Museum John on his day off from slaving away at the maritime museum. John does lots of things there I guess and one of them is giving historical lectures about boaty things. I've never been to one and it's hard to imagine him giving a serious talk; all I ever get from him is a bunch of crap. This is an old canoe that he's cutting up and rebuilding. It don't make sense but that's what we do here.
That's not the Everglades Challenge boat we're making but if you've wondered where he got the basic design for that boat here it is. In 1886 this sailing canoe sailed across the English Channel and kicked butt on a lot of French boats of all sizes. Our boat looks almost exactly like this with the addition of a long bowsprit and a big roller furling jib for reaching and running. John knows exactly what he wants and won't let me deviate much from the picture he has in his head. He never lets me forget that I told him that if he designed it I would build it. He treats me just like my sons do, no respect.
Joseph Haley sent this one of a 50 year old Falcon sloop. I don't think I've ever seen a Falcon but it looks like he may actually use it sometime. This has to be in the south somewhere cause there's no snow and ice.
Crazy Steve, being the nice guy that he is invited Krystin to the shop to show her how masts were made. He already had the two 2x4's glued together so all she had to do was cut the tapers, plane the squares to make them round and then sand the whole thing to a smooth stick. Our magic rolling pin sander fell apart so she finished it by hand. I do have to admit that I wanted to take over the power planning part but she wouldn't let me. There's something really fascinating about running a sharp spinning blade down a piece of wood and seeing the chips flying out the side all over the place. Took her about four hours to do it all. Anywhere else it may be work but here at the shop everything is fun.

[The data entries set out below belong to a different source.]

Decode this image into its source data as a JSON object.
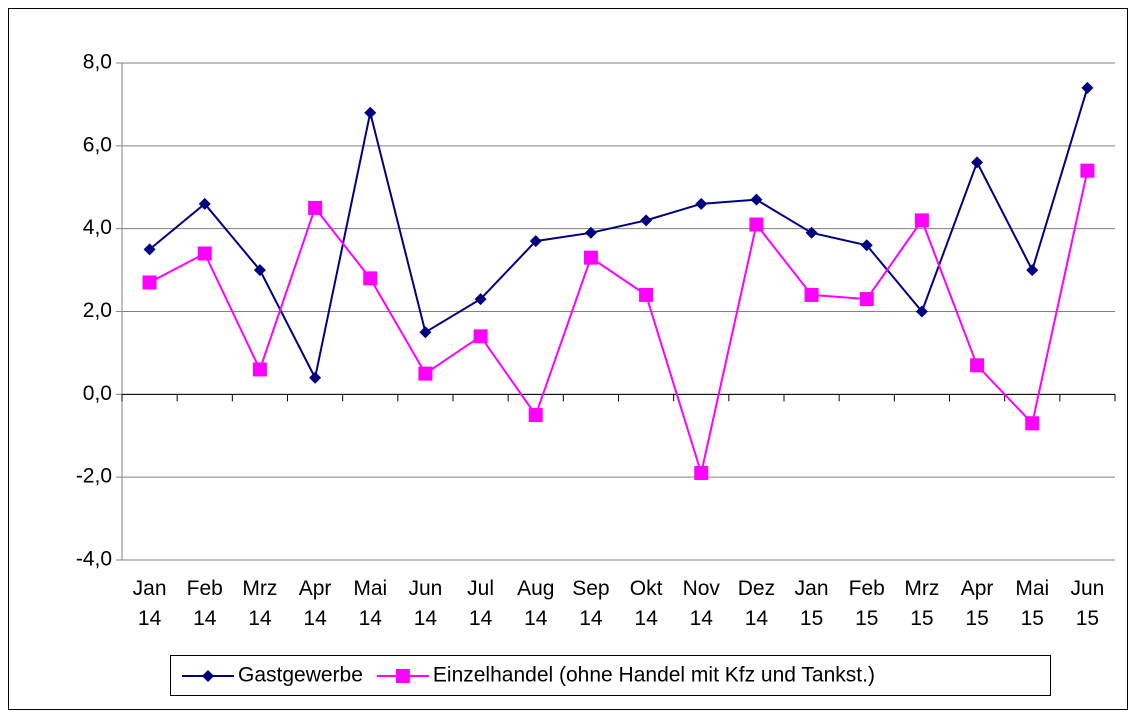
{
  "chart_data": {
    "type": "line",
    "categories": [
      "Jan 14",
      "Feb 14",
      "Mrz 14",
      "Apr 14",
      "Mai 14",
      "Jun 14",
      "Jul 14",
      "Aug 14",
      "Sep 14",
      "Okt 14",
      "Nov 14",
      "Dez 14",
      "Jan 15",
      "Feb 15",
      "Mrz 15",
      "Apr 15",
      "Mai 15",
      "Jun 15"
    ],
    "series": [
      {
        "name": "Gastgewerbe",
        "color": "#000080",
        "marker": "diamond",
        "values": [
          3.5,
          4.6,
          3.0,
          0.4,
          6.8,
          1.5,
          2.3,
          3.7,
          3.9,
          4.2,
          4.6,
          4.7,
          3.9,
          3.6,
          2.0,
          5.6,
          3.0,
          7.4
        ]
      },
      {
        "name": "Einzelhandel (ohne Handel mit Kfz und Tankst.)",
        "color": "#ff00ff",
        "marker": "square",
        "values": [
          2.7,
          3.4,
          0.6,
          4.5,
          2.8,
          0.5,
          1.4,
          -0.5,
          3.3,
          2.4,
          -1.9,
          4.1,
          2.4,
          2.3,
          4.2,
          0.7,
          -0.7,
          5.4
        ]
      }
    ],
    "ylim": [
      -4,
      8
    ],
    "yticks": [
      {
        "value": -4,
        "label": "-4,0"
      },
      {
        "value": -2,
        "label": "-2,0"
      },
      {
        "value": 0,
        "label": "0,0"
      },
      {
        "value": 2,
        "label": "2,0"
      },
      {
        "value": 4,
        "label": "4,0"
      },
      {
        "value": 6,
        "label": "6,0"
      },
      {
        "value": 8,
        "label": "8,0"
      }
    ],
    "grid": true,
    "legend": "bottom"
  }
}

The Picnic launch is coming right along. This is the old 23 foot Sea Ray that Howard gutted of everything except the big V8 engine and outdrive. Starting over from scratch he's building a boat like he thinks it should look. It's huge, this is me, Helen and Lenna looking out the new window and Steve looking over the transom, drink in hand. Steve's old boss gets this email, who's laughing now sucker. There's still some question of who's going to fill up the hundred gallon gas tank.
Everything ends up being "repurposed" if it comes here. This is an old Lightening sailboat hull that Wally's converting into a cabin motor boat, I jumped in to check the height of the sides. Notice that I've switched to the summer uniform. We all get really upset if anyone tries to give us any advice; and besides how the hell could you give advice on any of the strange boats taking shape here at the happy hour club. Only the builder has any idea of what it's suppose to turn into and that changes daily.
That would be like trying to give this guy advice. Washington Dan is one more step over the top than we are. When it comes to cutting up old boats and doing strange stuff to them he's the grand master. It comes from living in "almost Canada" where the snow never melts and the moose come to drink your beer. This is his latest and it looks almost acceptable, kind of cute in fact. Dan's another one who's not at all hesitant about ripping it out and starting over if he doesn't like the way it's looking.
The West Coast Trailer Sailors just had a gathering down in Pine Island sound. I keep thinking that I'll go with them one of these days but it's really hard to give up my cozy bed. If I did it just once I'd probably be hooked so I need to just do it. They always have a good time.
Last is a link that Mark Bayne, boat builder at the Cape Fear Community College sent me showing that not one but two wind surfers finished the 300 mile Everglades Challenge in less than 8 days, must be some tough guys.